Confidence among U.S. consumers rose in November to the highest level in five months and a gauge of business activity unexpectedly climbed, signaling the recovery is taking hold heading into 2011.
The Conference Board’s sentiment index increased to 54.1, exceeding the median forecast in a Bloomberg News survey, figures from the New York-based research group showed today. The Institute for Supply Management-Chicago Inc. said its business gauge advanced to the highest since April.
Gains in spending that are giving retailers like Wal-Mart Stores Inc. a boost during the holiday-shopping season are more likely to continue into next year as households sense that job and income prospects are improving. The reports helped shares trim earlier losses as an accelerating U.S. economy eased concerns the European debt crisis will deepen.
“The economy has weathered the soft patch and is regaining some lost momentum,” said Ward McCarthy, chief financial economist at Jefferies & Co. Inc. in New York. “Consumers are being fairly jolly as far as the early Christmas season is concerned.”
The Standard & Poor’s 500 Index fell 0.7 percent to 1,179.26 at 11:38 a.m. in New York. The gauge had been down as much as 1.1 percent before the confidence and purchasing managers indexes were released. Treasury securities rose, sending the yield on the benchmark 10-year note down to 2.76 percent from 2.82 percent late yesterday.
Higher than Forecast
Economists forecast the confidence gauge would improve to 53, according to the median of 78 projections in a Bloomberg survey. Estimates ranged from 50 to 60. The index averaged 96.8 during the last economic expansion that ended in December 2007. The Conference Board revised the October index down to 49.9 from a previously reported 50.2.
Another report today showed housing remained the American economy’s weak link. The S&P/Case-Shiller index of home values in 20 cities climbed 0.6 percent in September from the same month in 2009, the smallest gain since January, the last time prices declined year over year. The gauge fell 0.8 percent from the prior month after adjusting for seasonal variations, the biggest drop since April 2009.
Prices are “going to be flat for a while,” Karl Case, retired professor at Wellesley College and a co-founder of the index, said in an interview with Bloomberg Radio. The long run backdrop is “a little discouraging.”
The end of a government tax credit and unemployment near 10 percent have led to a decrease in home sales, delaying a recovery in the industry that precipitated the worst recession since the 1930s. Mounting foreclosures and declining home values threaten to undermine the improvement in consumer confidence that is helping boost spending and growth.

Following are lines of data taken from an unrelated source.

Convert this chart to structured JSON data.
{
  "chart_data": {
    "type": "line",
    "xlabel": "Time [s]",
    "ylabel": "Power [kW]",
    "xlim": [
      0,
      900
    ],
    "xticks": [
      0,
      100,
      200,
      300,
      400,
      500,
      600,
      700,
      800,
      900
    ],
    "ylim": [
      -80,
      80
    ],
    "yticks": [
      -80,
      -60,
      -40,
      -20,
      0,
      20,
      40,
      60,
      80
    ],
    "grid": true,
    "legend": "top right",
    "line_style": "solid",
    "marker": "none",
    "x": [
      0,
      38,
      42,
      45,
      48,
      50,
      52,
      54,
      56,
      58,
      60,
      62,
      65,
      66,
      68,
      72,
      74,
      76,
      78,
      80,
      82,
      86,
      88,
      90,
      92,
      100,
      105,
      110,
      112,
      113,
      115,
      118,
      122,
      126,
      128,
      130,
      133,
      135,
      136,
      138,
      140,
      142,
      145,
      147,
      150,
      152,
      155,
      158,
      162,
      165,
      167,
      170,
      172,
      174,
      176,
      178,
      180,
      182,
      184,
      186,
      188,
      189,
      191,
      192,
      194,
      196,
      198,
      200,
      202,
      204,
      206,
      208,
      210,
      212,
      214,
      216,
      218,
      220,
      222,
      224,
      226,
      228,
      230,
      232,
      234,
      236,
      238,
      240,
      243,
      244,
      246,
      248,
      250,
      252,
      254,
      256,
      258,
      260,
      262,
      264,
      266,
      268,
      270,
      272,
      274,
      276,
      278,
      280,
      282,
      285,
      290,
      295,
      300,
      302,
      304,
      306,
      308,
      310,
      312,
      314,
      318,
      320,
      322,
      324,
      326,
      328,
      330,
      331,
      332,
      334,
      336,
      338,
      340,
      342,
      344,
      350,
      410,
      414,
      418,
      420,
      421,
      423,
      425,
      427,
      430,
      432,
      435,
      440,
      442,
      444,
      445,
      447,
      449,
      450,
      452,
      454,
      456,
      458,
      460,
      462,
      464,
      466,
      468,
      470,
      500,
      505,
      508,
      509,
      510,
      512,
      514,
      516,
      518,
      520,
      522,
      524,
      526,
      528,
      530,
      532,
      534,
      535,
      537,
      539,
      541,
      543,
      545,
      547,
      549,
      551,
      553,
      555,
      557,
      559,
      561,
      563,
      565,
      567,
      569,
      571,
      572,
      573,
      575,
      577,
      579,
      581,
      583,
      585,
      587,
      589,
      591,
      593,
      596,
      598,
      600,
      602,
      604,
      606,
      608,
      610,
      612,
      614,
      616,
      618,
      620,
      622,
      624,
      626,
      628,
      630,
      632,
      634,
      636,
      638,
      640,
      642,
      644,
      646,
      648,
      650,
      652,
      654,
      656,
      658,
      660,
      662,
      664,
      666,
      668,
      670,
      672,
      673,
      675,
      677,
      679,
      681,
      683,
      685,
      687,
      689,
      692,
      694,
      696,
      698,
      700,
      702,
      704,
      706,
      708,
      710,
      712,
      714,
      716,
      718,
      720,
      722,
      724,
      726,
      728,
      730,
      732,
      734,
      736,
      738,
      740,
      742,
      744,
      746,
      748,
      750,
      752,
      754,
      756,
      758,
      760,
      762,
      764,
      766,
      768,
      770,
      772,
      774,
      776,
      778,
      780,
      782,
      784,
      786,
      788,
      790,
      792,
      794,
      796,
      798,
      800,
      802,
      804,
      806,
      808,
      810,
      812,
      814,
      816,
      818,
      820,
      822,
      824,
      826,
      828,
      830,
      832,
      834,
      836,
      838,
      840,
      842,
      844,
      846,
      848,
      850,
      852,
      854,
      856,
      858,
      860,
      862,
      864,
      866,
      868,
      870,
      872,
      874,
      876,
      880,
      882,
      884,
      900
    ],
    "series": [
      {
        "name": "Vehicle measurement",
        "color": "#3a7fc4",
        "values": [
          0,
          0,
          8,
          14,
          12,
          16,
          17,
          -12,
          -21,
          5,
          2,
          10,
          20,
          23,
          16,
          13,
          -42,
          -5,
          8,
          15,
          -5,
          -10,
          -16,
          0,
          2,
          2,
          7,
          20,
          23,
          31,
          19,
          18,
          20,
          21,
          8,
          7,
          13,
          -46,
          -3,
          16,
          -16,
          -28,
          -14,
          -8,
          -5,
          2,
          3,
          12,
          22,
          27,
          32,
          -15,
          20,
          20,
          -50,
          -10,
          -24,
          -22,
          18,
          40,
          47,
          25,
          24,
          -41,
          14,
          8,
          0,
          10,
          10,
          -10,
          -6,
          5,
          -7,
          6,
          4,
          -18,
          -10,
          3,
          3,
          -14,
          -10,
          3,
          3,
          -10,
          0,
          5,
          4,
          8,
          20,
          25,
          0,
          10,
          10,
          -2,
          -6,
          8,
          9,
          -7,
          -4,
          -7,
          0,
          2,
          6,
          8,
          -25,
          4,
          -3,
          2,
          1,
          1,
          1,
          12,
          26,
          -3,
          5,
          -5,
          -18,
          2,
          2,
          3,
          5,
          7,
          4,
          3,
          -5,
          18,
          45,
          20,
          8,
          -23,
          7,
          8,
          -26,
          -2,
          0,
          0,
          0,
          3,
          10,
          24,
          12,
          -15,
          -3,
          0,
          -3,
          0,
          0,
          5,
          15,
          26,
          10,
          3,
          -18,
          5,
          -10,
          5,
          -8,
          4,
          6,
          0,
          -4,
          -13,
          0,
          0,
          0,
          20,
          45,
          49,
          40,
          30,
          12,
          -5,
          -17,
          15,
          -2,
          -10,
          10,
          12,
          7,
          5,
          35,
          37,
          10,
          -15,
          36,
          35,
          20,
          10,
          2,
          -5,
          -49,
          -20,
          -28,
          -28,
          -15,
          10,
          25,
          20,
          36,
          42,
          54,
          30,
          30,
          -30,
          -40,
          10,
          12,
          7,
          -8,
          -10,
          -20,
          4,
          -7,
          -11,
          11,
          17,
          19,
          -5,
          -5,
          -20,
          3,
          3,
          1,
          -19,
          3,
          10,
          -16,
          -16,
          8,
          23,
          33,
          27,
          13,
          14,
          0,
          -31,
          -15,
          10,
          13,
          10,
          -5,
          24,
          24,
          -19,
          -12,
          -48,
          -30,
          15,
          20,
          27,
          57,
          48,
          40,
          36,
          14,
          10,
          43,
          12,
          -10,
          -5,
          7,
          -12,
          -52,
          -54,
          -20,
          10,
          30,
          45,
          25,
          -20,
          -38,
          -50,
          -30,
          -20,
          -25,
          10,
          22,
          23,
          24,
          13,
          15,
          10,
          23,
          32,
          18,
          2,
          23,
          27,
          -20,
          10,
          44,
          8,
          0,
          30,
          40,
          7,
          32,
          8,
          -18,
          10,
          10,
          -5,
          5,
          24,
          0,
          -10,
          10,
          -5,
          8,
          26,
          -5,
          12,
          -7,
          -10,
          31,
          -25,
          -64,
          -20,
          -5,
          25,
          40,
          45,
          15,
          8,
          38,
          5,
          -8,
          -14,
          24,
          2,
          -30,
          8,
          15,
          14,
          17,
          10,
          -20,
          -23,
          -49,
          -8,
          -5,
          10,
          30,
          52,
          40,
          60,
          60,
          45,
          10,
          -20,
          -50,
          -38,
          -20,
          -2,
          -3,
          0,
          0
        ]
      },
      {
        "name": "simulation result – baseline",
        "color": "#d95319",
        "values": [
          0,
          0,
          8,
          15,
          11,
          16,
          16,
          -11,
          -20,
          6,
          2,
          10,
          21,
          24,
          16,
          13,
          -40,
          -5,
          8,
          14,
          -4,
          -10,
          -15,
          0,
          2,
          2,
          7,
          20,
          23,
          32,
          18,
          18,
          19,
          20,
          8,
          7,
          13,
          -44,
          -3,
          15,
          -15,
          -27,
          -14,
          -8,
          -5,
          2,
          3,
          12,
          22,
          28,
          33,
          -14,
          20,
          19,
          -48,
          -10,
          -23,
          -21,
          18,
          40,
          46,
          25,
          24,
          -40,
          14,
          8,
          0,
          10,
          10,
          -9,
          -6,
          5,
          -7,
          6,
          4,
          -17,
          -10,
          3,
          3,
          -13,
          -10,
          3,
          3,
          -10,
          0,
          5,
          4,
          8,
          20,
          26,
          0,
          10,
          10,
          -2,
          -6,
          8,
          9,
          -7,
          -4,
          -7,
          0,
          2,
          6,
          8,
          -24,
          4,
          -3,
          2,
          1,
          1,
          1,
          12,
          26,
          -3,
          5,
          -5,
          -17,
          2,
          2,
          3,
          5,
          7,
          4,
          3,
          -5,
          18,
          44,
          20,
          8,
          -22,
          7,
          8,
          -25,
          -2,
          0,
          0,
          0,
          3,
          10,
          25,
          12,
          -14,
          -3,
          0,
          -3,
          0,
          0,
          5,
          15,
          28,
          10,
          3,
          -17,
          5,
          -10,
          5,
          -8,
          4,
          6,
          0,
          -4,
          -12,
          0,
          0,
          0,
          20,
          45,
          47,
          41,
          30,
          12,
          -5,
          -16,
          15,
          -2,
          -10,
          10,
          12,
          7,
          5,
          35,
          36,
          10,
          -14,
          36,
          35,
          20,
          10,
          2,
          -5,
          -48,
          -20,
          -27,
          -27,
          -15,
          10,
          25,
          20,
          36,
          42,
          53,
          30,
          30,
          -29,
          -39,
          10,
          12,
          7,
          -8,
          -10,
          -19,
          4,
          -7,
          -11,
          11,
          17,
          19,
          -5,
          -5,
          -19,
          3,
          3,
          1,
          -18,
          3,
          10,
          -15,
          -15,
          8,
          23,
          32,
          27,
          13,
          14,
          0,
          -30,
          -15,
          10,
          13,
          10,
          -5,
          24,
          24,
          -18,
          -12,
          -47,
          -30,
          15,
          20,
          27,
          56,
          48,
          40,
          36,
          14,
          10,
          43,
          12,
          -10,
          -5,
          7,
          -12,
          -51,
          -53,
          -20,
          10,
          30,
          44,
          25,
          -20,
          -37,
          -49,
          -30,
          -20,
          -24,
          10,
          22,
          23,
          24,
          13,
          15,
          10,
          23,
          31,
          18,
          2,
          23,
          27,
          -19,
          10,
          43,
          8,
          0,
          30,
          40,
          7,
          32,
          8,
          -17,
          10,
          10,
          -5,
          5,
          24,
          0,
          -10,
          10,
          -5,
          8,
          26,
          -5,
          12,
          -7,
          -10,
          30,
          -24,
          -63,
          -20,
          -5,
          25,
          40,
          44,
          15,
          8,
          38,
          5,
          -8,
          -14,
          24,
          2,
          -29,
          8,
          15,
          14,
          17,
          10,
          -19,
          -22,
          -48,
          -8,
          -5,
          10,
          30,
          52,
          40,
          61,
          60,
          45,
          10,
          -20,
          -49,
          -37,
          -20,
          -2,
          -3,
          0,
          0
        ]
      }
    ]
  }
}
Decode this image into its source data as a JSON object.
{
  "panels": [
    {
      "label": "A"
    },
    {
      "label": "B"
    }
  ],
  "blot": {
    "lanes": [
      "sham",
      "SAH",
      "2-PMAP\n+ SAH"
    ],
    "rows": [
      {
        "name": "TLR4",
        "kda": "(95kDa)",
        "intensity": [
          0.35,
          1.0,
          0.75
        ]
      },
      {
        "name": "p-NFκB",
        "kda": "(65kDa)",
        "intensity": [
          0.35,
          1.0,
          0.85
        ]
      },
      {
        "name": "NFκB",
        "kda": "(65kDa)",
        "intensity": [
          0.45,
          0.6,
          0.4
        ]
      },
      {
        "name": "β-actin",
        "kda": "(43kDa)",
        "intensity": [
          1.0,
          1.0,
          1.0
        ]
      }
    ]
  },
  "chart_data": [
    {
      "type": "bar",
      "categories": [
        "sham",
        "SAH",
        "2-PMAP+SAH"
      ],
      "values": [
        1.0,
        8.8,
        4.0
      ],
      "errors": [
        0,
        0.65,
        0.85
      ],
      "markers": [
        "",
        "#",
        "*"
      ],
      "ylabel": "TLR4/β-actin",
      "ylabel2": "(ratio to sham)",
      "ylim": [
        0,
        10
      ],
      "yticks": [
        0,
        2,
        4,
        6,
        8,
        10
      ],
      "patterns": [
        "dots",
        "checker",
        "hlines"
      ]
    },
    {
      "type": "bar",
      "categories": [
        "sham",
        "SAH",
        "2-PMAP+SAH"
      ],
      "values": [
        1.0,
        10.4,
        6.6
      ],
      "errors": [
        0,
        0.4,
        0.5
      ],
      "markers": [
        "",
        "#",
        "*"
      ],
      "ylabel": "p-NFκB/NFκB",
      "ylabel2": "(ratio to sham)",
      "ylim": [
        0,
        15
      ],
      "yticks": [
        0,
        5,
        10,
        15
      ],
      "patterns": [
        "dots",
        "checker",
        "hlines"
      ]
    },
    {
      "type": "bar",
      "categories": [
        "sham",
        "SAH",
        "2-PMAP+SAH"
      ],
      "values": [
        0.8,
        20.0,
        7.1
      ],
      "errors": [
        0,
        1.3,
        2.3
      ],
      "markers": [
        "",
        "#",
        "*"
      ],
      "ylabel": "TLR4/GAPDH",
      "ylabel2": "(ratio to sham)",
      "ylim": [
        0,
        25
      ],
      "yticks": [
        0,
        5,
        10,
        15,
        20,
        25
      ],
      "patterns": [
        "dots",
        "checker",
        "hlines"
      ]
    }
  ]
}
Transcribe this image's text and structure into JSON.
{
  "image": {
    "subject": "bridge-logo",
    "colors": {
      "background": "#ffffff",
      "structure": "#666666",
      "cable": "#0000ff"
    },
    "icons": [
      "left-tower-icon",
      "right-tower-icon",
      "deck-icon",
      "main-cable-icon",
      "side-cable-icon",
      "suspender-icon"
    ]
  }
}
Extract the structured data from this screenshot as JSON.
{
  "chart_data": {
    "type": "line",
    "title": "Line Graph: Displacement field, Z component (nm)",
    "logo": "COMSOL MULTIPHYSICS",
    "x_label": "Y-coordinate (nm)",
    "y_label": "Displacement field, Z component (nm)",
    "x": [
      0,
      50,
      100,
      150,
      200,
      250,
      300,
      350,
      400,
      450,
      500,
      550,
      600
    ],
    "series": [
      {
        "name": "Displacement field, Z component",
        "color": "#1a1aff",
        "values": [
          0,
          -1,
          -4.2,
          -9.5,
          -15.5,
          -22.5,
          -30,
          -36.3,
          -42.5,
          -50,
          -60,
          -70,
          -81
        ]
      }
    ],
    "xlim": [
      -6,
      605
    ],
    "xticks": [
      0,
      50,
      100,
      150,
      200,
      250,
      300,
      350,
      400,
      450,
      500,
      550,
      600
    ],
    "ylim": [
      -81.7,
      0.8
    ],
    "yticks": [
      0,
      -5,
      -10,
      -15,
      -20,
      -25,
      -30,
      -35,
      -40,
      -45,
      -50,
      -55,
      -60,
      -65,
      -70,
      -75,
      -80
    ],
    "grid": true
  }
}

“We are concerned that the further rebound in consumer confidence in November will not translate into a sustained acceleration in consumption growth when the unemployment rate remains high and a double-dip in house prices is underway,” Paul Dales, a U.S. economist at Capital Economics Ltd. in Toronto, said in an e-mail.
Factories, which helped lead the economy out of the recession, are still bolstering the expansion. The Chicago ISM’s business barometer rose to 62.5 in November, exceeding even the highest estimate of economists surveyed by Bloomberg.
Manufacturing may keep accelerating as exports grow and companies invest in new equipment, sustaining the recovery. The group’s production gauge climbed to the highest level since February 2005, and the index of new orders rose to a three-year high.
“Manufacturers still have orders coming in and they have to be filled,” said Thomas Simons, an economist at Jefferies Group Inc. in New York. “There is a lot of foreign demand and a lot of business demand.”
The Conference Board said the improvement in confidence was led by gains in the gauge of expectations for the next six months as household believed more jobs will become available and their incomes will climb.
A Dec. 3 report from the Labor Department is forecast to show the economy created 145,000 jobs in November, according to the median projection in a Bloomberg survey of economists. Employers added 151,000 jobs to payrolls in October, enough to keep the unemployment rate at 9.6 percent.
Retailers had a stronger start to the Christmas holiday shopping period. The average shopper spent 6.4 percent more over the Thanksgiving weekend than last year, the National Retail Federation said Nov. 28. About 212 million people headed to stores and visited websites, spending an average of $365.34.
Wal-Mart and J.C. Penney Co. lured customers with promotions like a $5 Barbie doll and $10 diamond-accented earrings.
A report from Coremetrics today showed online sales rose 19 percent yesterday, coming in as the biggest Internet shopping day of the year so far as Web retailers gained ground on traditional stores.
The economy expanded at a 2.5 percent pace in the third quarter, more than initially estimated, the Commerce Department said last week. Consumer spending rose at the highest rate in almost four years and wage and salary gains were revised up for the past two quarters.
Federal Reserve policy makers remain concerned the economy isn’t growing fast enough to bring down unemployment. Joblessness is forecast to exceed 9 percent through next year, according to a Bloomberg survey earlier this month. Central bankers this month announced they will inject another $600 billion into the financial system by June to help spur the recovery.